Lamentablemente, la destrucción material es devastadora. Ahora están arrasando casa por casa, también las casas parroquiales. En Kostiantynivka fue destruida la iglesia. En fotos hechas con drones vimos que lo único que ha quedado en pie es un fragmento de la cruz de la cúpula central. Prácticamente, no queda piedra sobre piedra. Es durísimo.
¿Cómo ejerce su misión como obispo en el frente de guerra?
La ejerzo siendo un obispo de oración y de acompañamiento. Yo no puedo detener la guerra ni cambiar el curso de la historia militar, pero sí puedo estar cerca de la gente: en la oración, en el diálogo y en la presencia pastoral. A pesar de la tragedia, veo con claridad que Dios no nos abandona. Hay constantes signos de esperanza.
¿A qué signos de esperanza se refiere?
Hace poco, durante un curso de formación para nuestros sacerdotes, el predicador me confesó: «Me impacta ver que tus sacerdotes están serenos y felices». Humanamente parece imposible. ¿De dónde surge esa serenidad? Nace de la vida de oración y de la fraternidad sacerdotal. Intentamos reunirnos lo más posible. Saberme acompañado me da la certeza de que, pase lo que pase, nunca estoy solo. Eso transmite serenidad y fuerza para seguir adelante.
¿Cómo están sus sacerdotes?
Viven una fidelidad heroica. Si les digo «Tienes que evacuar, es peligroso», suelen responder: «Monseñor, fui ordenado para esta gente. Si me voy, ¿quién celebrará sus funerales? ¿quién confesará o visitará a los enfermos?». Y se quedan allí.
¿Cómo viven los jóvenes la fe en medio de la guerra?
También es conmovedor. Este año, unos 60 participaron en el curso de formación de animadores; además, organizamos unos 15 campamentos de verano en las parroquias. Llevan alegría y paz allí donde van. Pero no son solo los jóvenes, es toda la comunidad. También está el grupo de “Madres en Oración”, que se reúnen semanalmente. Como el transporte falla por el constante peligro, los sacerdotes se las ingenian en sus propios coches para reunir hasta 80 señoras en estos encuentros diocesanos.
¿Qué es lo que le está enseñando esta guerra?
Que por muy grande que sea el mal, nunca logrará destruirlo todo.
Como salesiano, educar para la alegría en este entorno debe ser un reto inmenso. ¿Cómo se logra?

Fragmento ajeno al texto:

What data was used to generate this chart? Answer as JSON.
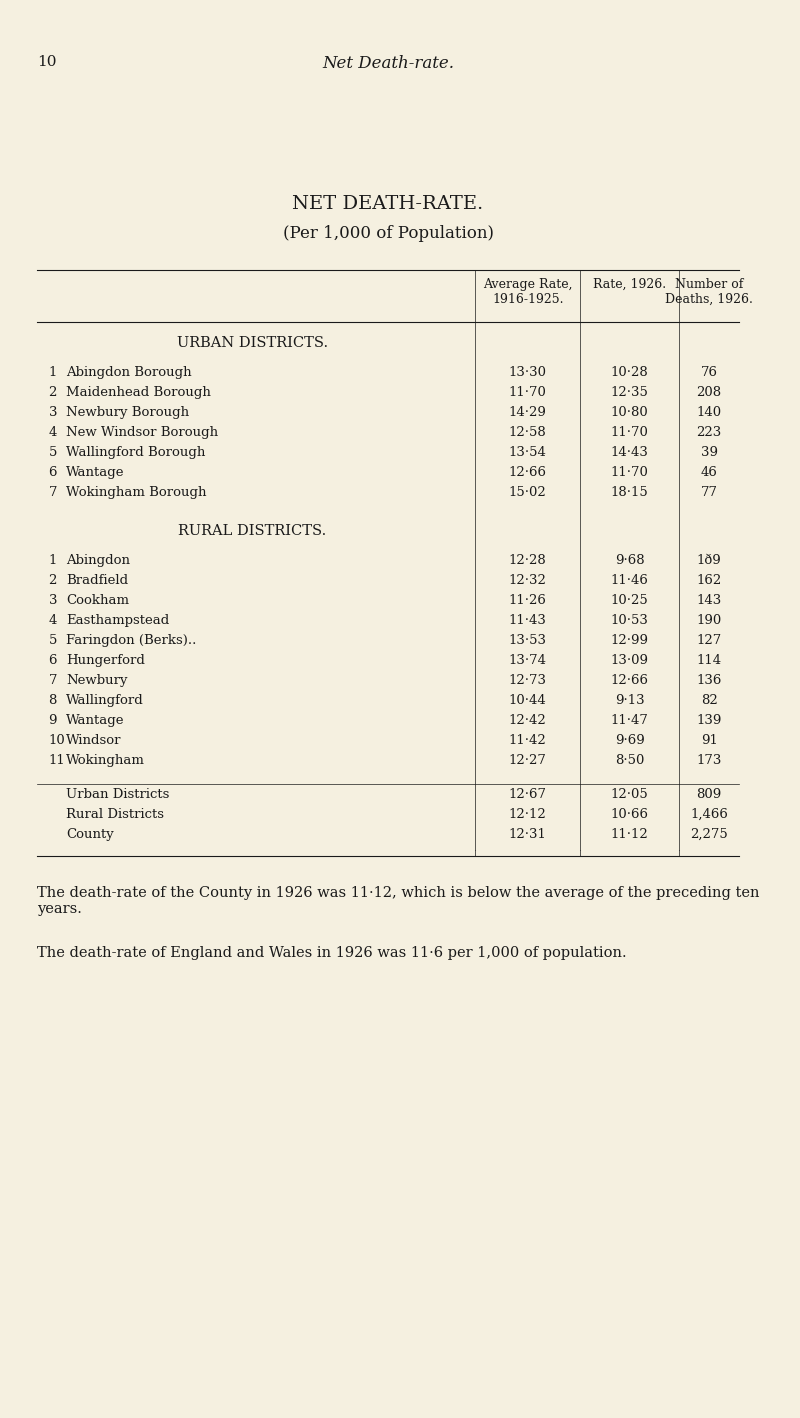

La soledad destruye; la comunidad sana y devuelve el sentido a la vida. Recuerdo a un joven que, tras la ocupación al inicio de la ocupación, logró huir con su familia a Zaporiyia. Pasó meses encerrado en casa, entre la depresión y la culpa al ver cómo destruían su mundo. Por fin, se animó a ir a un campamento de la parroquia y eso le devolvió la vida. «Estar con amigos me enseñó que la vida no es solo drama. Aunque cada día pueda ser el último, vale la pena vivirlo bien», me dijo.

¿Siente que la guerra ha cambiado la forma en que la gente se acerca a Dios?

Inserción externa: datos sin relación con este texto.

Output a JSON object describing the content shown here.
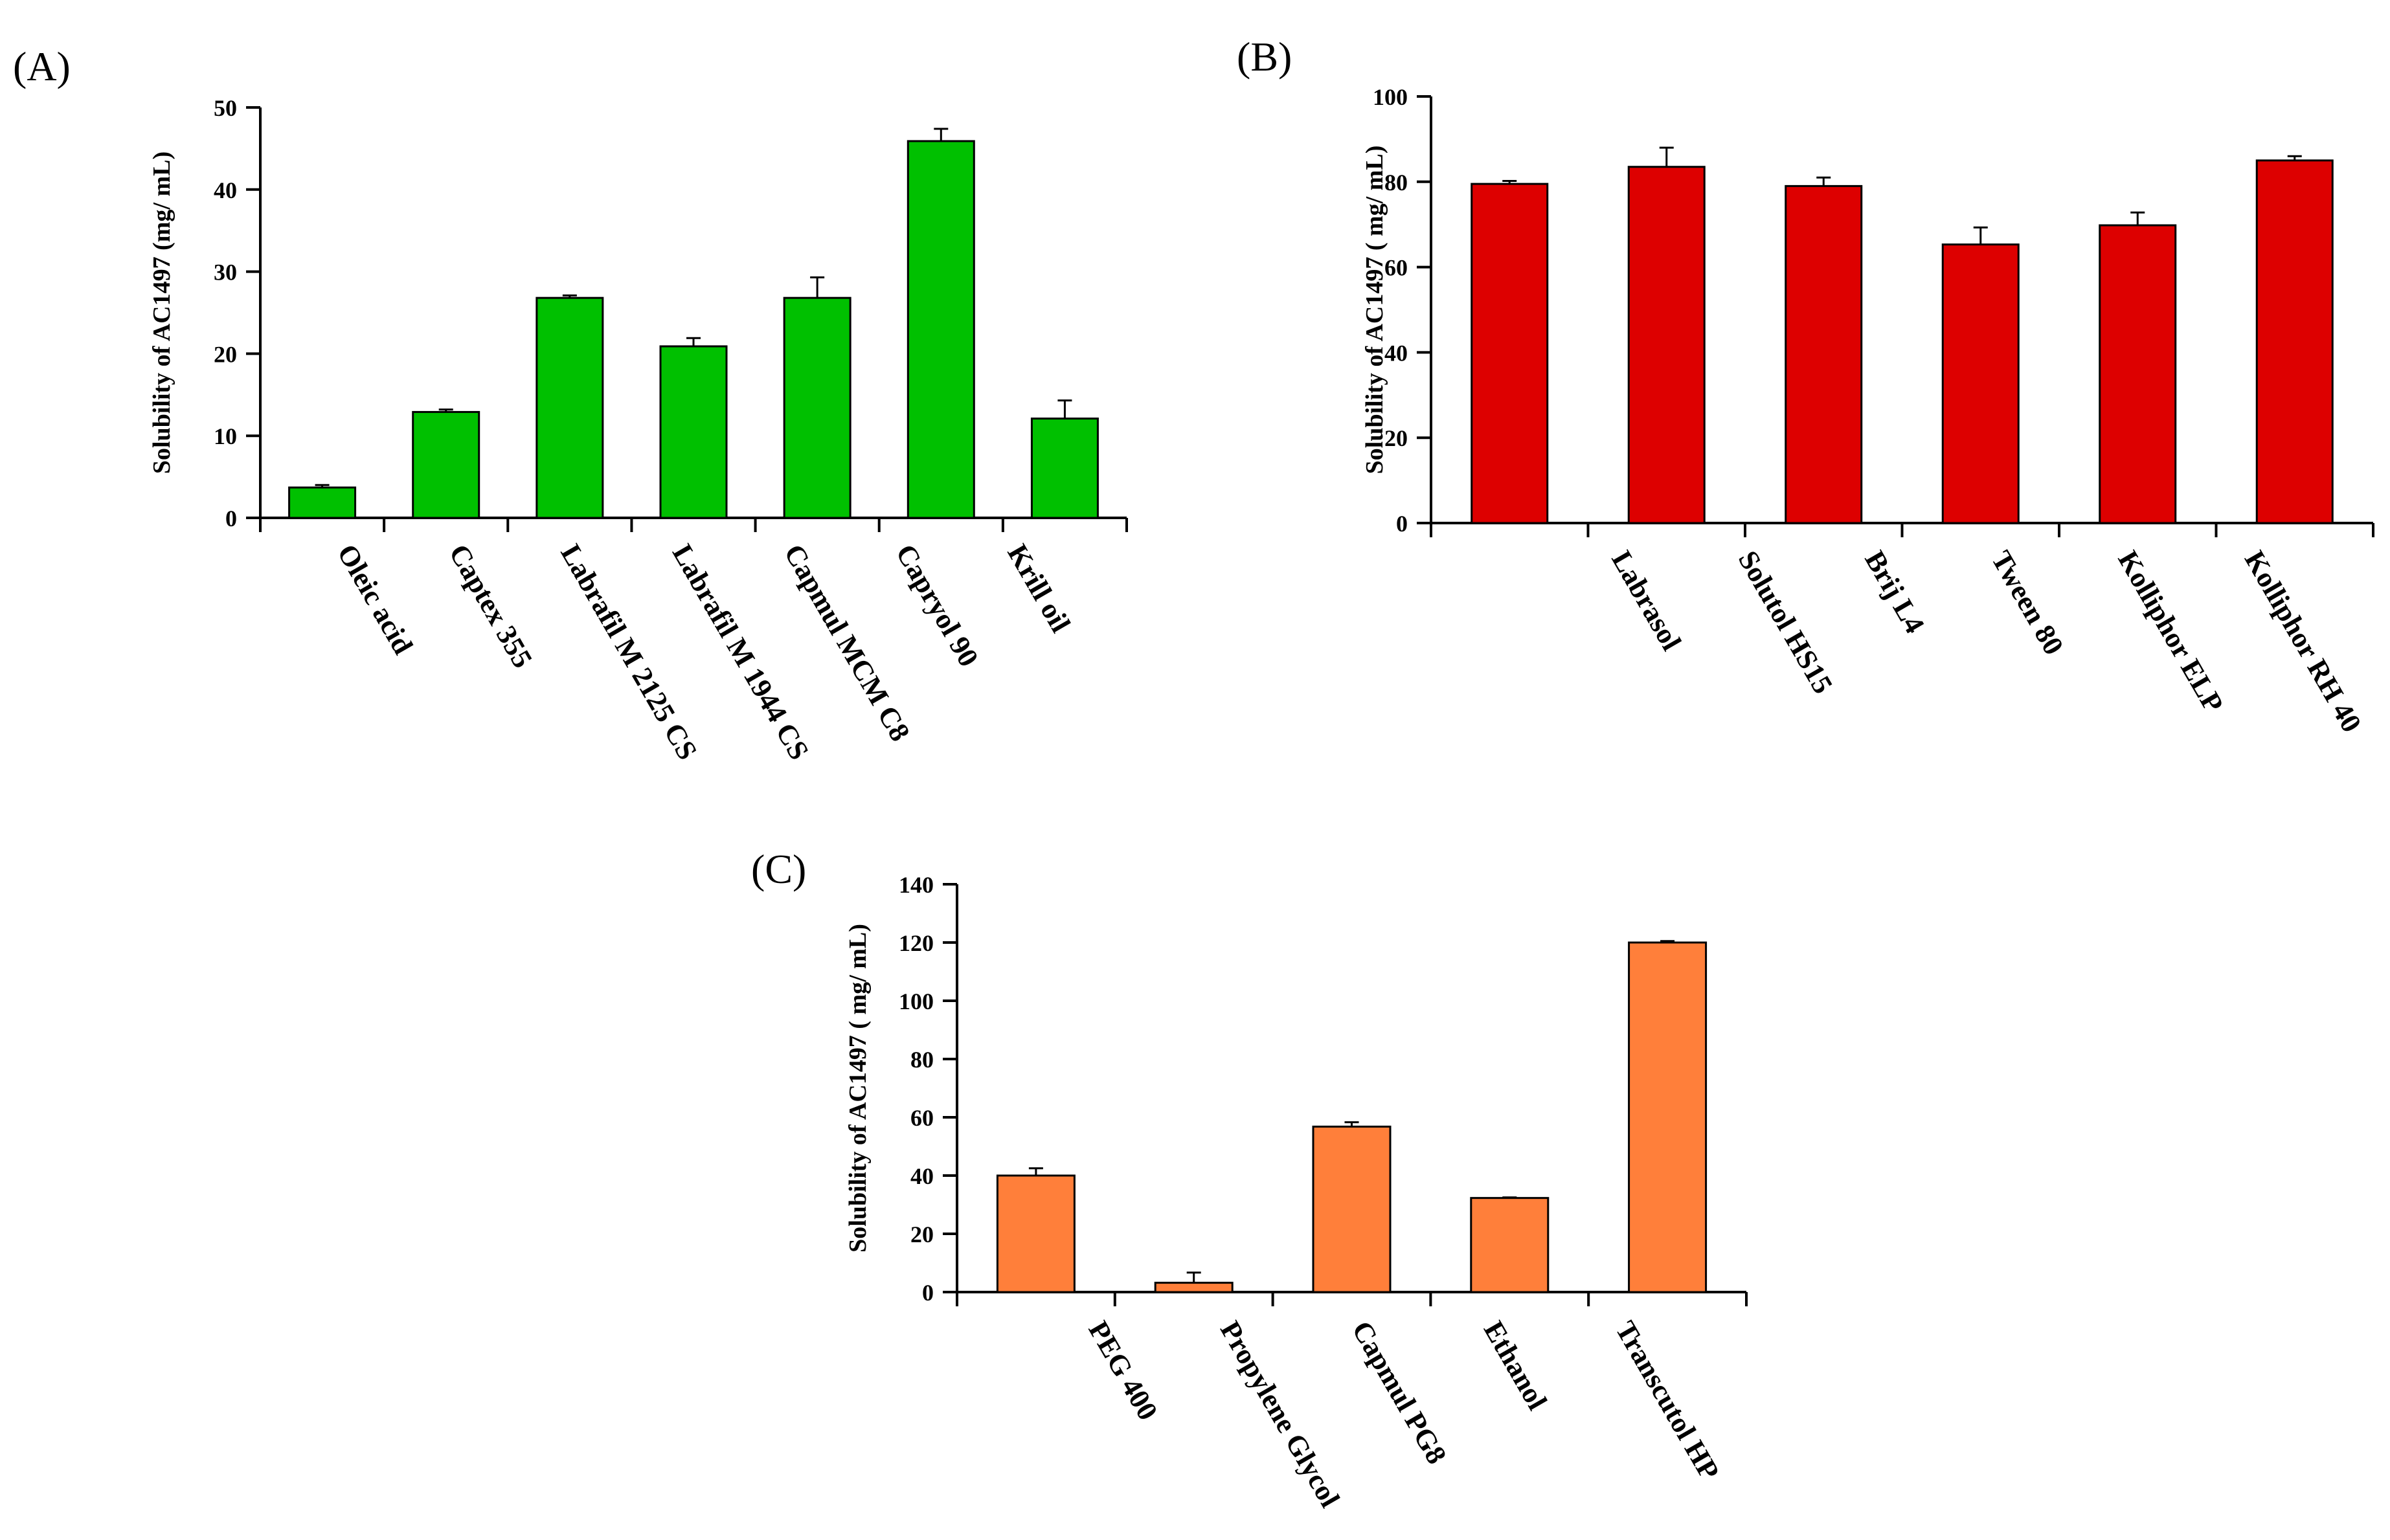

La guerra elimina el teatro y las apariencias. No da tiempo para vivir según las expectativas de los demás. Te haces preguntas definitivas: ¿Qué sentido tiene mi vida? ¿Qué sentido tiene estudiar o trabajar si todo puede acabar hoy? Eso lleva a Dios. Han florecido muchas vocaciones en medio del sufrimiento. Actualmente tenemos 19 seminaristas. Hay hambre real de bien y de sentido.
¿Hay conversiones?
Hay conversiones de personas adultas. En Zaporiyia un exprisionero de guerra decidió bautizarse tras sobrevivir al cautiverio. Comprendió que si había sobrevivido era porque Alguien le había dado la fuerza para resistir.
¿Siente que la paz está más cerca?
Cada día que pasa estamos un paso más cerca de la victoria y de la paz. Cuándo llegará exactamente es un secreto para todos, pero es algo que esperamos con inmensa impaciencia.
¿Qué mensaje le gustaría enviar a los benefactores de ACN?
Siento un profundo agradecimiento. El bien que hacemos juntos es una fuente inmensa de esperanza. Les diría que vale la pena creer e invertir en el ser humano, incluso cuando parece que vivimos en un mundo absurdo. Formar a un sacerdote, apoyar a un joven o cuidar a un niño es apostar por el futuro de un pueblo entero. Gracias a quienes siguen creyendo junto a nosotros en la posibilidad de lo imposible. Gracias a quienes reconocen nuestra dignidad y nuestro derecho a la vida.